Running under: Windows Server x64 (build 14393)

data.table_1.12.8

Janus De Bondt
  • 373
  • 4
  • 19
  • 9
    does it help if you put `Sys.sleep(0.001)` in the middle? maybe windows file handler is not fast enough to close the file after reading it with fread? – jangorecki May 15 '20 at 16:37
  • With a sleep of 1 ms the error will still occur, though it seems to occur less frequent. I guess increasing the sleep time will eliminate this error, but it will also increase the running time of the calculation. What surprises me is that the code will never throw an error using `read.csv()` in combination with `write.csv()`, which leads me to think it is related to the `data.table` package. – Janus De Bondt May 16 '20 at 09:13
  • is it reproducible on linux? – jangorecki May 16 '20 at 10:03
  • Unfortunately I do not have a Linux system to test on. – Janus De Bondt May 16 '20 at 12:24
  • Works fine for me on OSX. PS the problem as posted is not fully reproducible -- the first `fread(csv_path)` assumes such file exists already. If we switch the order, does the bug still happen? – MichaelChirico May 17 '20 at 16:01
  • @MichaelChirico thanks for highlighting that it was not fully reproducible. I have made an edit to the question. I still get the error after switching the order of `fwrite()` and `fread()`. Dit you try increasing the number of iterations (for me sometimes I need 20,000 before I get the error)? – Janus De Bondt May 18 '20 at 05:34
  • 3
    I just let it run for `398378` iterations again on Mac. Must be a windows thing – MichaelChirico May 18 '20 at 10:27
  • 1
    Runs fine on linux (BTRFS). Almost certainly a Windows file system issue (file not closing fast enough), and nothing to do with data.table. – dww May 19 '20 at 02:14
  • @dww, thanks for testing this on Linux. However, how can we explain the fact that there is no error when using `read.csv()` and `write.csv()`? It seems there is at least a `data.table` related point in the root cause of the problem I would say. – Janus De Bondt May 19 '20 at 07:10
  • 3
    `write.csv` does a lot of stuff before actually opening a file connection. That stuff takes way more time than those microseconds you seem to care about. – Roland May 19 '20 at 07:44
  • Thanks for your comment, Roland! Could you please elaborate a bit on what exactly `write.csv()` does before opening the file connection? As my use case is writing a very small amount of data, I think the solution will be to use `write.csv()` for now. Do you think it could be useful to report a bug on GitHub? – Janus De Bondt May 20 '20 at 08:41
  • Are you able to check how much `sleep` is enough to make problem disappear? – jangorecki May 22 '20 at 11:05

2 Answers2

4

I tried your code on a Windows machine and I was not able reproduce it.
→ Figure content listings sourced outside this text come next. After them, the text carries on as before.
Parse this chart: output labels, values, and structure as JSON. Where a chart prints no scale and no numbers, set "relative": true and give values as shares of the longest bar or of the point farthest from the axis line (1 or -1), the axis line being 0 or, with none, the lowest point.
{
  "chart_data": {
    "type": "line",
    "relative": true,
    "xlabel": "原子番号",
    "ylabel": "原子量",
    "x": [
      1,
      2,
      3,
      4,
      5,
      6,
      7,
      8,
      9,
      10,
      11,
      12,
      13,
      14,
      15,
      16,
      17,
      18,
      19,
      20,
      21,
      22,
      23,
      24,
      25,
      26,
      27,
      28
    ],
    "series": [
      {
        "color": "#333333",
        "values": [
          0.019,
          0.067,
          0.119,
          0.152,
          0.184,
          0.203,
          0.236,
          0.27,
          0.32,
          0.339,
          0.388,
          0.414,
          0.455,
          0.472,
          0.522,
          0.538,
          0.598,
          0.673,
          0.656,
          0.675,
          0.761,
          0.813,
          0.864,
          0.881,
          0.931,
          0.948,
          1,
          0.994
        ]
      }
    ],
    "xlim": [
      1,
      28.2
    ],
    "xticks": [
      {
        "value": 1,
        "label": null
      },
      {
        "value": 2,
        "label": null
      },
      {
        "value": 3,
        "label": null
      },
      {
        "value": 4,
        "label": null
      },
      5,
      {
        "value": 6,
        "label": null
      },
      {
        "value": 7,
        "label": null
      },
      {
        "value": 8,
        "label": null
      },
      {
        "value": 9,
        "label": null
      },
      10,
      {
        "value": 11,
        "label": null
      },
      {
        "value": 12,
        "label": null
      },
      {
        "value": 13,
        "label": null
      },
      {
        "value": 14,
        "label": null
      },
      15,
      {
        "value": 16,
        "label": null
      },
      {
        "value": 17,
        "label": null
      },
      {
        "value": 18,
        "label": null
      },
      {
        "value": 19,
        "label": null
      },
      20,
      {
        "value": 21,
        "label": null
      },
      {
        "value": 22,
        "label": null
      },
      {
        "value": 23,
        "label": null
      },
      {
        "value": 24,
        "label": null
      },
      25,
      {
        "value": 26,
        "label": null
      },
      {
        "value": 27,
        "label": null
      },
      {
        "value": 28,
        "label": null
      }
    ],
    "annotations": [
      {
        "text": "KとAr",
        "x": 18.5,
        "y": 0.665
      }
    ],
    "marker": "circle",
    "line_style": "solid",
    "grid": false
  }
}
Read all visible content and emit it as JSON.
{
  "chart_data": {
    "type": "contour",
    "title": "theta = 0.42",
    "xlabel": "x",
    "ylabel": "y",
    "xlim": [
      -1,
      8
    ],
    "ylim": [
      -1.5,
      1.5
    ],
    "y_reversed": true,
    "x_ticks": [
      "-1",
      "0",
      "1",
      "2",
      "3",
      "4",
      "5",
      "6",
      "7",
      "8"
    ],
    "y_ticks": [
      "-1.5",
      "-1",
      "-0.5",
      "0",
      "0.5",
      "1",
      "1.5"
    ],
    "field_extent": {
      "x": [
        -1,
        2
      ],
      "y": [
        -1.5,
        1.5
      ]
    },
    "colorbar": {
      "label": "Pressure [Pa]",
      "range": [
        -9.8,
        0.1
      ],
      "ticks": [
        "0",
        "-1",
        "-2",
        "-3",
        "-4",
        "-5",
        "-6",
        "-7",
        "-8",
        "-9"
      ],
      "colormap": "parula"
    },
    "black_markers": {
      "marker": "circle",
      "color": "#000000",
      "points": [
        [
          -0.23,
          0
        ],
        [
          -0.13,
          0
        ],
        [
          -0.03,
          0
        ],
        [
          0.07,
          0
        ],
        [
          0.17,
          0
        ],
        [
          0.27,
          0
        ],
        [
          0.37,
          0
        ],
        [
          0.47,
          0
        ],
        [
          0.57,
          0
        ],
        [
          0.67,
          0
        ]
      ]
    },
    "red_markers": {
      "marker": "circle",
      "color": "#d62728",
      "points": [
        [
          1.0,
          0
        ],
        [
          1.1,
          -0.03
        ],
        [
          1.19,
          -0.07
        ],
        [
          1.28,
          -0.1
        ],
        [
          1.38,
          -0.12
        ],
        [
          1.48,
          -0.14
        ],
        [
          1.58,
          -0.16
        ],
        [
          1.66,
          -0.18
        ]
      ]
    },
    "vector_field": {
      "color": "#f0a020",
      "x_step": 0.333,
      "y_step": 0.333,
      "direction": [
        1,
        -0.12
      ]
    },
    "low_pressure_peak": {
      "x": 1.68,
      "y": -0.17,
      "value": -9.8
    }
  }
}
I believe the issue is related to Windows file handler, which seems to be not fast enought to close file connection before opening it again.

You can try following code to see if it is reproducible just in R:

x = "a,b\n1,a\n2,b\n"

csv_path = "D:/mypath/test.csv"
file.create(csv_path)
f = file(csv_path, "w")
cat(x, file=f)
close(f)

for (i in 1:10000) {
  f = file(csv_path, "r")
  test = readLines(f)
  close(f)
  f = file(csv_path, "w")
  cat(x, file=f)
  close(f)
}

What could also make sense is it see how much Sys.sleep is enough to make the problem disappear.

jangorecki
  • 16,384
  • 4
  • 79
  • 160
0

Determine the number of threads you're using for data tables with

data.table::getDTthreads()

I was receiving the same fread() error until I reduced this from 96 to 24 with

data.table::setDTthreads(threads = 24)

Other users have reported threads < 79 works. See .data.table crashes with segfault while grouping with more than 79 threads #5077.